De la pertinence de la notion de civilisation.
Samuel Huntington
La notion de civilisation est sans doute difficile à saisir, un peu comme le temps de saint Augustin dont tout le monde sait ce qu'il est si personne ne demande sa définition , mais que tout le monde ignore des lors qu'on essaie d'en cerner les contours.
Toutefois, il existe également une réelle mauvaise foi dans la manière dont les intellectuels Francais abordent l'oeuvre de Samuel Huntington.
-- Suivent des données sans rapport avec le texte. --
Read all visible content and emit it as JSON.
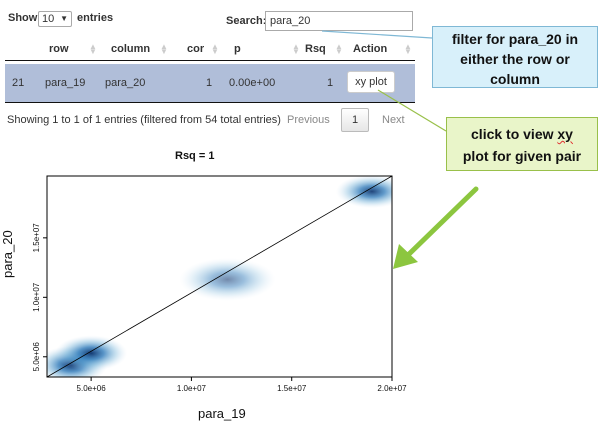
{
  "length": {
    "show_label": "Show",
    "value": "10",
    "entries_label": "entries"
  },
  "search": {
    "label": "Search:",
    "value": "para_20"
  },
  "table": {
    "headers": [
      "row",
      "column",
      "cor",
      "p",
      "Rsq",
      "Action"
    ],
    "rows": [
      {
        "index": "21",
        "row": "para_19",
        "column": "para_20",
        "cor": "1",
        "p": "0.00e+00",
        "rsq": "1",
        "action": "xy plot"
      }
    ]
  },
  "info": "Showing 1 to 1 of 1 entries (filtered from 54 total entries)",
  "paging": {
    "previous": "Previous",
    "current": "1",
    "next": "Next"
  },
  "callouts": {
    "filter": {
      "line1": "filter for para_20 in",
      "line2": "either the row or",
      "line3": "column"
    },
    "click": {
      "line1_a": "click to view ",
      "line1_b": "xy",
      "line2": "plot for given pair"
    }
  },
  "colors": {
    "row_highlight": "#b0bed9",
    "callout_blue": "#d8f0fa",
    "callout_green": "#e9f5c9",
    "arrow_green": "#8cc63f",
    "density_blue": "#08519c"
  },
  "chart_data": {
    "type": "scatter",
    "title": "Rsq =  1",
    "xlabel": "para_19",
    "ylabel": "para_20",
    "xlim": [
      2800000,
      20000000
    ],
    "ylim": [
      3300000,
      20200000
    ],
    "x_ticks": [
      {
        "v": 5000000,
        "label": "5.0e+06"
      },
      {
        "v": 10000000,
        "label": "1.0e+07"
      },
      {
        "v": 15000000,
        "label": "1.5e+07"
      },
      {
        "v": 20000000,
        "label": "2.0e+07"
      }
    ],
    "y_ticks": [
      {
        "v": 5000000,
        "label": "5.0e+06"
      },
      {
        "v": 10000000,
        "label": "1.0e+07"
      },
      {
        "v": 15000000,
        "label": "1.5e+07"
      }
    ],
    "clusters": [
      {
        "x": 4000000,
        "y": 4300000,
        "sx": 900000,
        "sy": 800000,
        "w": 1.0
      },
      {
        "x": 5000000,
        "y": 5300000,
        "sx": 900000,
        "sy": 750000,
        "w": 1.0
      },
      {
        "x": 11800000,
        "y": 11500000,
        "sx": 1200000,
        "sy": 900000,
        "w": 0.6
      },
      {
        "x": 19000000,
        "y": 18900000,
        "sx": 900000,
        "sy": 700000,
        "w": 0.95
      }
    ],
    "fit_line": [
      [
        2800000,
        3300000
      ],
      [
        20000000,
        20200000
      ]
    ]
  }
}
En gros leur reproche est celui-ci : nous ne considérons pas l'idée d'un choc (" clash") des civilisations comme un concept pertinent, donc c'est l'idée même de civilisation qu'il faut attaquer ou "déconstruire". Or c'est là sans doute une démarche naive.
Ainsi dans un article assez creux publié dans le Monde ( 27.12.08), Roger-Pol Droit s'en prenant à l'idée de " choc des civilisations" ( à bon "droit" certes ), croit utile d'attaquer le concept même de civilisation jugé vague et peu adéquat au début de son article, mais tout de même utilisé et même arboré à la fin de son article comme une vieille tante dont on ne parviendrait pas à se debarrasser ( "Comment ne pas remarquer, en effet, que les civilisations, en tout cas toutes les grandes que l'histoire permet de connaître, sont d'abord en conflit avec...
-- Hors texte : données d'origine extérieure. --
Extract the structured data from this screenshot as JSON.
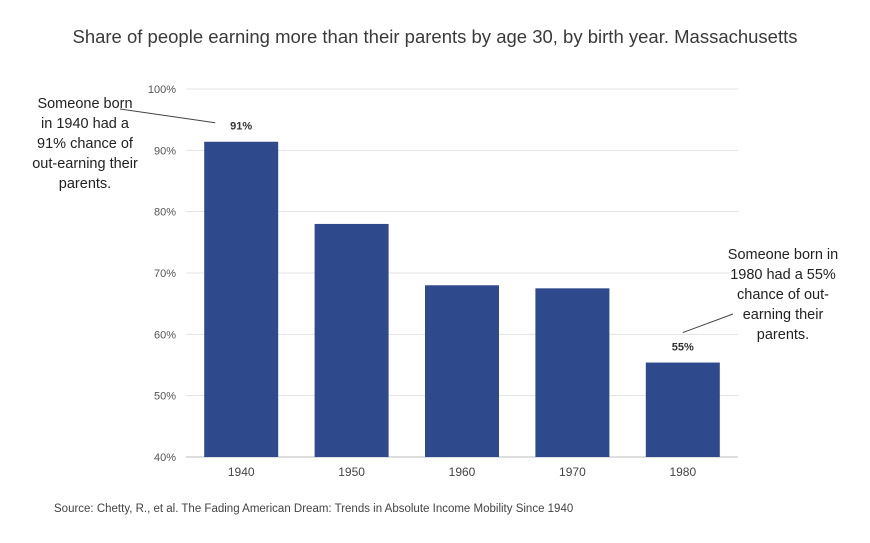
{
  "chart_data": {
    "type": "bar",
    "title": "Share of people earning more than their parents by age 30, by birth year. Massachusetts",
    "categories": [
      "1940",
      "1950",
      "1960",
      "1970",
      "1980"
    ],
    "values": [
      91.4,
      78,
      68,
      67.5,
      55.4
    ],
    "data_labels": [
      "91%",
      "",
      "",
      "",
      "55%"
    ],
    "ylim": [
      40,
      100
    ],
    "yticks": [
      40,
      50,
      60,
      70,
      80,
      90,
      100
    ],
    "ytick_labels": [
      "40%",
      "50%",
      "60%",
      "70%",
      "80%",
      "90%",
      "100%"
    ],
    "xlabel": "",
    "ylabel": "",
    "grid": true,
    "legend": "none",
    "bar_color": "#2f4a8c",
    "annotations": [
      {
        "text": "Someone born in 1940 had a 91% chance of out-earning their parents.",
        "target": "1940"
      },
      {
        "text": "Someone born in 1980 had a 55% chance of out-earning their parents.",
        "target": "1980"
      }
    ],
    "source": "Source: Chetty, R., et al. The Fading American Dream: Trends in Absolute Income Mobility Since 1940"
  }
}
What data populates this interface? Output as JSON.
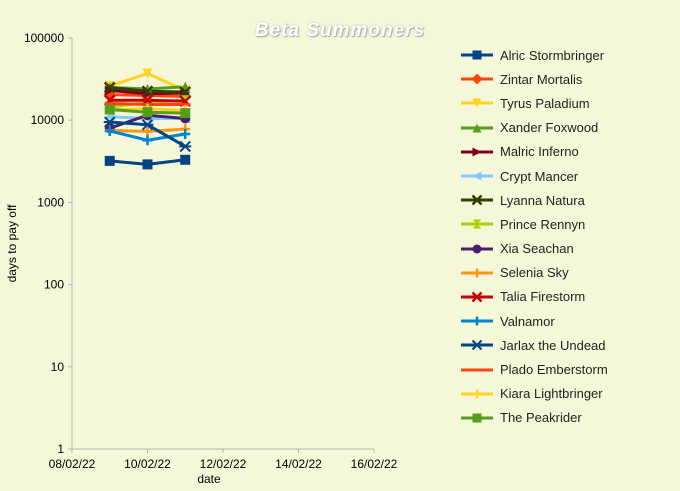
{
  "chart_data": {
    "type": "line",
    "title": "Beta Summoners",
    "xlabel": "date",
    "ylabel": "days to pay off",
    "y_scale": "log",
    "ylim": [
      1,
      100000
    ],
    "y_ticks": [
      "1",
      "10",
      "100",
      "1000",
      "10000",
      "100000"
    ],
    "xlim": [
      "08/02/22",
      "16/02/22"
    ],
    "x_ticks": [
      "08/02/22",
      "10/02/22",
      "12/02/22",
      "14/02/22",
      "16/02/22"
    ],
    "x": [
      "09/02/22",
      "10/02/22",
      "11/02/22"
    ],
    "grid": false,
    "legend_position": "right",
    "series": [
      {
        "name": "Alric Stormbringer",
        "color": "#004586",
        "marker": "square",
        "values": [
          3200,
          2900,
          3300
        ]
      },
      {
        "name": "Zintar Mortalis",
        "color": "#ff420e",
        "marker": "diamond",
        "values": [
          20500,
          20000,
          19500
        ]
      },
      {
        "name": "Tyrus Paladium",
        "color": "#ffd320",
        "marker": "triangle-down",
        "values": [
          26000,
          37000,
          23000
        ]
      },
      {
        "name": "Xander Foxwood",
        "color": "#579d1c",
        "marker": "triangle-up",
        "values": [
          25000,
          24000,
          25500
        ]
      },
      {
        "name": "Malric Inferno",
        "color": "#7e0021",
        "marker": "triangle-right",
        "values": [
          23000,
          21000,
          21500
        ]
      },
      {
        "name": "Crypt Mancer",
        "color": "#83caff",
        "marker": "triangle-left",
        "values": [
          11000,
          10500,
          10500
        ]
      },
      {
        "name": "Lyanna Natura",
        "color": "#314004",
        "marker": "x",
        "values": [
          25000,
          22500,
          22000
        ]
      },
      {
        "name": "Prince Rennyn",
        "color": "#aecf00",
        "marker": "hourglass",
        "values": [
          14500,
          16500,
          17500
        ]
      },
      {
        "name": "Xia Seachan",
        "color": "#4b1f6f",
        "marker": "circle",
        "values": [
          8000,
          11500,
          10500
        ]
      },
      {
        "name": "Selenia Sky",
        "color": "#ff950e",
        "marker": "plus",
        "values": [
          7500,
          7300,
          7800
        ]
      },
      {
        "name": "Talia Firestorm",
        "color": "#c5000b",
        "marker": "x",
        "values": [
          17500,
          17500,
          17000
        ]
      },
      {
        "name": "Valnamor",
        "color": "#0084d1",
        "marker": "plus",
        "values": [
          7400,
          5700,
          6800
        ]
      },
      {
        "name": "Jarlax the Undead",
        "color": "#004586",
        "marker": "star",
        "values": [
          9500,
          8800,
          4800
        ]
      },
      {
        "name": "Plado Emberstorm",
        "color": "#ff420e",
        "marker": "dash",
        "values": [
          16000,
          15500,
          15500
        ]
      },
      {
        "name": "Kiara Lightbringer",
        "color": "#ffd320",
        "marker": "plus",
        "values": [
          13500,
          13800,
          13200
        ]
      },
      {
        "name": "The Peakrider",
        "color": "#579d1c",
        "marker": "square",
        "values": [
          13500,
          12500,
          12200
        ]
      }
    ]
  }
}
elles-mêmes !"). N'y a-t-il pas de meilleur aveu de la pertinence d'une notion que l'impossibilité même de s'en passer ! Car dire que l'idée d'un choc des civilisations ne va pas de soi, ne ruine en rien le concept de civilisation lui-même !
Dire que " le concept est vague" ne désigne aucunement son inutilité. Bien au contraire. Il est vrai que dans son article RP Droit semble rendre la civilisation synonyme de "société" ou de "culture", ce qui pose de réels problèmes de philosophie politique ( le pire je crois,consistant dans une assimilation du concept de "mentalité" à celui de "civilisation", voir sur ce point RE Nissbett "The geography of thought", free press, 2003) mais enfin comment ne pas prendre acte de la fonctionnalité de la notion tout au moins dans le champ des sciences sociales et de l'histoire ? Ira-t-on jusqu'à prétendre que la chaire d'histoire ( comparée) des civilisations n'est qu 'un espace vide ... de pensée ?
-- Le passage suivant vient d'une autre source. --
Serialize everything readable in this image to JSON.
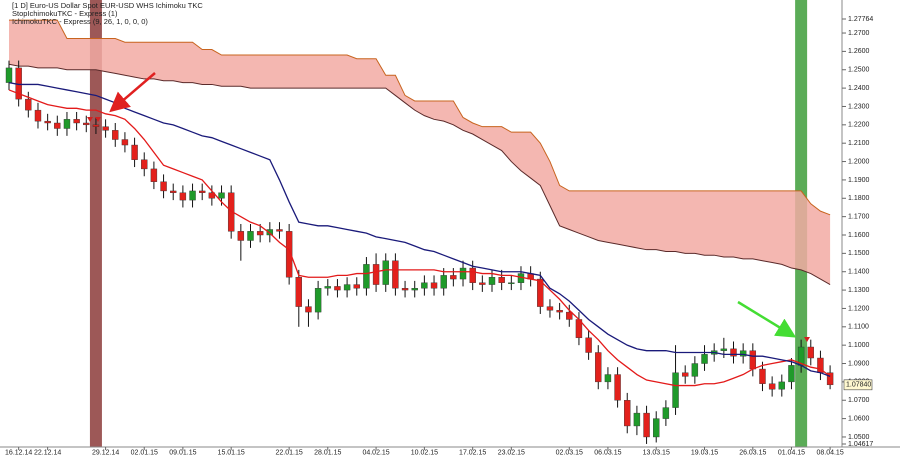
{
  "chart_data": {
    "type": "candlestick",
    "title": "[1 D] Euro-US Dollar Spot  EUR-USD WHS Ichimoku TKC",
    "indicators": [
      "StopIchimokuTKC - Express  (1)",
      "IchimokuTKC - Express  (9, 26, 1, 0, 0, 0)"
    ],
    "categories": [
      null,
      "16.12.14",
      null,
      null,
      "22.12.14",
      null,
      null,
      null,
      null,
      null,
      "29.12.14",
      null,
      null,
      null,
      "02.01.15",
      null,
      null,
      null,
      "09.01.15",
      null,
      null,
      null,
      null,
      "15.01.15",
      null,
      null,
      null,
      null,
      null,
      "22.01.15",
      null,
      null,
      null,
      "28.01.15",
      null,
      null,
      null,
      null,
      "04.02.15",
      null,
      null,
      null,
      null,
      "10.02.15",
      null,
      null,
      null,
      null,
      "17.02.15",
      null,
      null,
      null,
      "23.02.15",
      null,
      null,
      null,
      null,
      null,
      "02.03.15",
      null,
      null,
      null,
      "06.03.15",
      null,
      null,
      null,
      null,
      "13.03.15",
      null,
      null,
      null,
      null,
      "19.03.15",
      null,
      null,
      null,
      null,
      "26.03.15",
      null,
      null,
      null,
      "01.04.15",
      null,
      null,
      null,
      "08.04.15"
    ],
    "open": [
      1.243,
      1.251,
      1.234,
      1.228,
      1.222,
      1.221,
      1.218,
      1.223,
      1.221,
      1.22,
      1.219,
      1.217,
      1.212,
      1.209,
      1.201,
      1.196,
      1.189,
      1.184,
      1.183,
      1.179,
      1.184,
      1.183,
      1.18,
      1.183,
      1.162,
      1.157,
      1.162,
      1.16,
      1.163,
      1.162,
      1.137,
      1.121,
      1.118,
      1.131,
      1.132,
      1.13,
      1.133,
      1.131,
      1.144,
      1.133,
      1.146,
      1.131,
      1.13,
      1.131,
      1.134,
      1.131,
      1.138,
      1.136,
      1.142,
      1.134,
      1.133,
      1.137,
      1.134,
      1.134,
      1.139,
      1.136,
      1.121,
      1.119,
      1.118,
      1.114,
      1.104,
      1.096,
      1.08,
      1.084,
      1.07,
      1.056,
      1.063,
      1.05,
      1.06,
      1.066,
      1.085,
      1.083,
      1.09,
      1.095,
      1.097,
      1.098,
      1.094,
      1.097,
      1.087,
      1.079,
      1.076,
      1.08,
      1.089,
      1.099,
      1.093,
      1.085
    ],
    "high": [
      1.255,
      1.255,
      1.238,
      1.232,
      1.226,
      1.225,
      1.227,
      1.227,
      1.225,
      1.224,
      1.223,
      1.221,
      1.216,
      1.213,
      1.205,
      1.2,
      1.193,
      1.188,
      1.187,
      1.188,
      1.188,
      1.187,
      1.187,
      1.187,
      1.166,
      1.166,
      1.166,
      1.167,
      1.167,
      1.166,
      1.141,
      1.125,
      1.135,
      1.136,
      1.136,
      1.137,
      1.137,
      1.148,
      1.15,
      1.15,
      1.15,
      1.135,
      1.135,
      1.138,
      1.138,
      1.142,
      1.142,
      1.146,
      1.146,
      1.138,
      1.141,
      1.141,
      1.138,
      1.143,
      1.143,
      1.14,
      1.125,
      1.123,
      1.122,
      1.118,
      1.108,
      1.1,
      1.088,
      1.088,
      1.074,
      1.067,
      1.067,
      1.064,
      1.07,
      1.1,
      1.089,
      1.094,
      1.1,
      1.101,
      1.104,
      1.102,
      1.101,
      1.101,
      1.091,
      1.083,
      1.084,
      1.093,
      1.103,
      1.103,
      1.097,
      1.089
    ],
    "low": [
      1.239,
      1.23,
      1.224,
      1.218,
      1.217,
      1.214,
      1.214,
      1.217,
      1.216,
      1.215,
      1.213,
      1.208,
      1.205,
      1.197,
      1.192,
      1.185,
      1.18,
      1.179,
      1.175,
      1.175,
      1.179,
      1.176,
      1.176,
      1.158,
      1.146,
      1.153,
      1.156,
      1.156,
      1.158,
      1.133,
      1.11,
      1.11,
      1.114,
      1.127,
      1.126,
      1.126,
      1.127,
      1.127,
      1.129,
      1.129,
      1.127,
      1.126,
      1.126,
      1.127,
      1.127,
      1.127,
      1.132,
      1.132,
      1.13,
      1.129,
      1.129,
      1.13,
      1.13,
      1.13,
      1.132,
      1.117,
      1.115,
      1.114,
      1.11,
      1.1,
      1.092,
      1.076,
      1.076,
      1.066,
      1.052,
      1.051,
      1.0462,
      1.047,
      1.056,
      1.062,
      1.079,
      1.079,
      1.086,
      1.091,
      1.093,
      1.09,
      1.09,
      1.083,
      1.075,
      1.072,
      1.072,
      1.076,
      1.085,
      1.089,
      1.081,
      1.076
    ],
    "close": [
      1.251,
      1.234,
      1.228,
      1.222,
      1.221,
      1.218,
      1.223,
      1.221,
      1.22,
      1.219,
      1.217,
      1.212,
      1.209,
      1.201,
      1.196,
      1.189,
      1.184,
      1.183,
      1.179,
      1.184,
      1.183,
      1.18,
      1.183,
      1.162,
      1.157,
      1.162,
      1.16,
      1.163,
      1.162,
      1.137,
      1.121,
      1.118,
      1.131,
      1.132,
      1.13,
      1.133,
      1.131,
      1.144,
      1.133,
      1.146,
      1.131,
      1.13,
      1.131,
      1.134,
      1.131,
      1.138,
      1.136,
      1.142,
      1.134,
      1.133,
      1.137,
      1.134,
      1.134,
      1.139,
      1.136,
      1.121,
      1.119,
      1.118,
      1.114,
      1.104,
      1.096,
      1.08,
      1.084,
      1.07,
      1.056,
      1.063,
      1.05,
      1.06,
      1.066,
      1.085,
      1.083,
      1.09,
      1.095,
      1.097,
      1.098,
      1.094,
      1.097,
      1.087,
      1.079,
      1.076,
      1.08,
      1.089,
      1.099,
      1.093,
      1.085,
      1.0784
    ],
    "up_color": "#1f9a2a",
    "down_color": "#e3211c",
    "wick_color": "#111111",
    "overlays": [
      {
        "color": "#e31a1a",
        "values": [
          1.239,
          1.237,
          1.235,
          1.233,
          1.231,
          1.23,
          1.229,
          1.229,
          1.228,
          1.228,
          1.226,
          1.225,
          1.223,
          1.218,
          1.212,
          1.205,
          1.198,
          1.196,
          1.194,
          1.192,
          1.19,
          1.184,
          1.178,
          1.173,
          1.17,
          1.167,
          1.165,
          1.161,
          1.156,
          1.152,
          1.138,
          1.137,
          1.137,
          1.137,
          1.138,
          1.138,
          1.139,
          1.139,
          1.14,
          1.141,
          1.141,
          1.141,
          1.141,
          1.141,
          1.141,
          1.14,
          1.14,
          1.14,
          1.14,
          1.139,
          1.139,
          1.138,
          1.138,
          1.137,
          1.136,
          1.135,
          1.13,
          1.125,
          1.119,
          1.114,
          1.108,
          1.103,
          1.097,
          1.092,
          1.088,
          1.084,
          1.081,
          1.08,
          1.079,
          1.078,
          1.078,
          1.078,
          1.079,
          1.079,
          1.08,
          1.082,
          1.084,
          1.087,
          1.089,
          1.09,
          1.091,
          1.092,
          1.09,
          1.088,
          1.087,
          1.083
        ]
      },
      {
        "color": "#1a1a7a",
        "values": [
          1.243,
          1.242,
          1.242,
          1.242,
          1.241,
          1.24,
          1.239,
          1.238,
          1.237,
          1.236,
          1.234,
          1.232,
          1.229,
          1.227,
          1.225,
          1.223,
          1.221,
          1.22,
          1.218,
          1.216,
          1.214,
          1.213,
          1.211,
          1.209,
          1.207,
          1.205,
          1.203,
          1.201,
          1.19,
          1.178,
          1.167,
          1.166,
          1.165,
          1.165,
          1.164,
          1.163,
          1.162,
          1.161,
          1.159,
          1.158,
          1.157,
          1.156,
          1.154,
          1.152,
          1.151,
          1.149,
          1.147,
          1.145,
          1.143,
          1.142,
          1.141,
          1.14,
          1.14,
          1.14,
          1.139,
          1.138,
          1.131,
          1.128,
          1.124,
          1.119,
          1.114,
          1.11,
          1.106,
          1.103,
          1.1,
          1.098,
          1.097,
          1.097,
          1.097,
          1.096,
          1.096,
          1.096,
          1.096,
          1.096,
          1.095,
          1.095,
          1.095,
          1.094,
          1.094,
          1.093,
          1.092,
          1.091,
          1.089,
          1.086,
          1.085,
          1.083
        ]
      }
    ],
    "cloud": {
      "fill": "#f2aaa3",
      "upper": {
        "color": "#c8641e",
        "values": [
          1.277,
          1.277,
          1.277,
          1.277,
          1.277,
          1.277,
          1.267,
          1.267,
          1.267,
          1.267,
          1.267,
          1.267,
          1.265,
          1.265,
          1.265,
          1.265,
          1.265,
          1.265,
          1.265,
          1.265,
          1.261,
          1.261,
          1.258,
          1.258,
          1.258,
          1.258,
          1.258,
          1.258,
          1.258,
          1.258,
          1.258,
          1.258,
          1.258,
          1.258,
          1.258,
          1.258,
          1.256,
          1.256,
          1.256,
          1.247,
          1.247,
          1.236,
          1.233,
          1.233,
          1.233,
          1.233,
          1.233,
          1.224,
          1.221,
          1.219,
          1.219,
          1.219,
          1.216,
          1.216,
          1.216,
          1.21,
          1.2,
          1.187,
          1.184,
          1.184,
          1.184,
          1.184,
          1.184,
          1.184,
          1.184,
          1.184,
          1.184,
          1.184,
          1.184,
          1.184,
          1.184,
          1.184,
          1.184,
          1.184,
          1.184,
          1.184,
          1.184,
          1.184,
          1.184,
          1.184,
          1.184,
          1.184,
          1.184,
          1.177,
          1.173,
          1.171
        ]
      },
      "lower": {
        "color": "#5a2a2a",
        "values": [
          1.253,
          1.252,
          1.252,
          1.251,
          1.251,
          1.251,
          1.25,
          1.25,
          1.25,
          1.25,
          1.249,
          1.248,
          1.247,
          1.246,
          1.245,
          1.245,
          1.244,
          1.244,
          1.243,
          1.243,
          1.242,
          1.242,
          1.241,
          1.241,
          1.241,
          1.24,
          1.24,
          1.24,
          1.24,
          1.24,
          1.24,
          1.24,
          1.24,
          1.24,
          1.24,
          1.24,
          1.24,
          1.24,
          1.24,
          1.24,
          1.236,
          1.232,
          1.228,
          1.225,
          1.223,
          1.222,
          1.22,
          1.217,
          1.215,
          1.212,
          1.209,
          1.206,
          1.2,
          1.195,
          1.191,
          1.187,
          1.176,
          1.165,
          1.163,
          1.161,
          1.159,
          1.157,
          1.156,
          1.155,
          1.154,
          1.153,
          1.152,
          1.152,
          1.151,
          1.151,
          1.15,
          1.15,
          1.149,
          1.149,
          1.148,
          1.148,
          1.147,
          1.147,
          1.146,
          1.145,
          1.144,
          1.142,
          1.141,
          1.139,
          1.136,
          1.133
        ]
      }
    },
    "highlights": [
      {
        "index": 9,
        "color": "#8c3b3a"
      },
      {
        "index": 82,
        "color": "#3e9e3a"
      }
    ],
    "last_price": {
      "value": 1.0784,
      "label": "1.07840"
    },
    "ylim": [
      1.04617,
      1.27764
    ],
    "yticks": [
      {
        "value": 1.04617,
        "label": "1.04617"
      },
      {
        "value": 1.05,
        "label": "1.0500"
      },
      {
        "value": 1.06,
        "label": "1.0600"
      },
      {
        "value": 1.07,
        "label": "1.0700"
      },
      {
        "value": 1.08,
        "label": "1.0800"
      },
      {
        "value": 1.09,
        "label": "1.0900"
      },
      {
        "value": 1.1,
        "label": "1.1000"
      },
      {
        "value": 1.11,
        "label": "1.1100"
      },
      {
        "value": 1.12,
        "label": "1.1200"
      },
      {
        "value": 1.13,
        "label": "1.1300"
      },
      {
        "value": 1.14,
        "label": "1.1400"
      },
      {
        "value": 1.15,
        "label": "1.1500"
      },
      {
        "value": 1.16,
        "label": "1.1600"
      },
      {
        "value": 1.17,
        "label": "1.1700"
      },
      {
        "value": 1.18,
        "label": "1.1800"
      },
      {
        "value": 1.19,
        "label": "1.1900"
      },
      {
        "value": 1.2,
        "label": "1.2000"
      },
      {
        "value": 1.21,
        "label": "1.2100"
      },
      {
        "value": 1.22,
        "label": "1.2200"
      },
      {
        "value": 1.23,
        "label": "1.2300"
      },
      {
        "value": 1.24,
        "label": "1.2400"
      },
      {
        "value": 1.25,
        "label": "1.2500"
      },
      {
        "value": 1.26,
        "label": "1.2600"
      },
      {
        "value": 1.27,
        "label": "1.2700"
      },
      {
        "value": 1.27764,
        "label": "1.27764"
      }
    ]
  }
}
Encore une fois, on assiste à un assaut de paroles vides qui ne concernent pas vraiment le problème posé par Huntington au début de son livre. En cela l'hypothèse de Huntington n'est ni celle de Lucien febvre, ni celle de Braudel. La civilisation lui apparait comme un outil méthodique permettant de mieux penser la réalité ( dans l'optique utilitariste qui forme comme l'horizon philosophique de la science politique americaine, "penser" signifie prévoir, annoncer les conflits à venir ou les nouvelles configurations se dessinant ). En pensant "les civilisations", nous nous séparons selon Huntington d'autres lectures comme 1)la lecture unifiante ( celle de Fukuyama qui réduit le divers à l'unique avec son concept de fin de l'histoire ) 2) La lecture duelle ( Celle d'E Said avec le couple "occident" \ "orient" ou encore l'intelligibilité marxiste du monde comme réductio bi-polaire ) 3) la lecture étatique ( ici réside la force de l'hypothèse de Huntington qui voit dans
la philosophie politique quelque chose qui dépasse et de loin l'Etat-Nation, chaque Etat agissant "aussi" en fonction de valeurs et non en fonction d'un intérêt strictement "national") 4) la lecture pessimiste du chaos et de la complexité progressive.
Ainsi, si réponse il y a, elle doit passer par l'examen scrupuleux de ces diverses règles de l'analyse politique et je ne vois malheureusement pas de critique digne de ce nom relevant ce défi dans les différents articles publiés en France. La non-traduction ou traduction différée ou encore le peu d'intérêt pour les débats Huntington -Fukuyama-Said sont sans doute à l'origine de la pauvreté des articles de la presse hexagonale.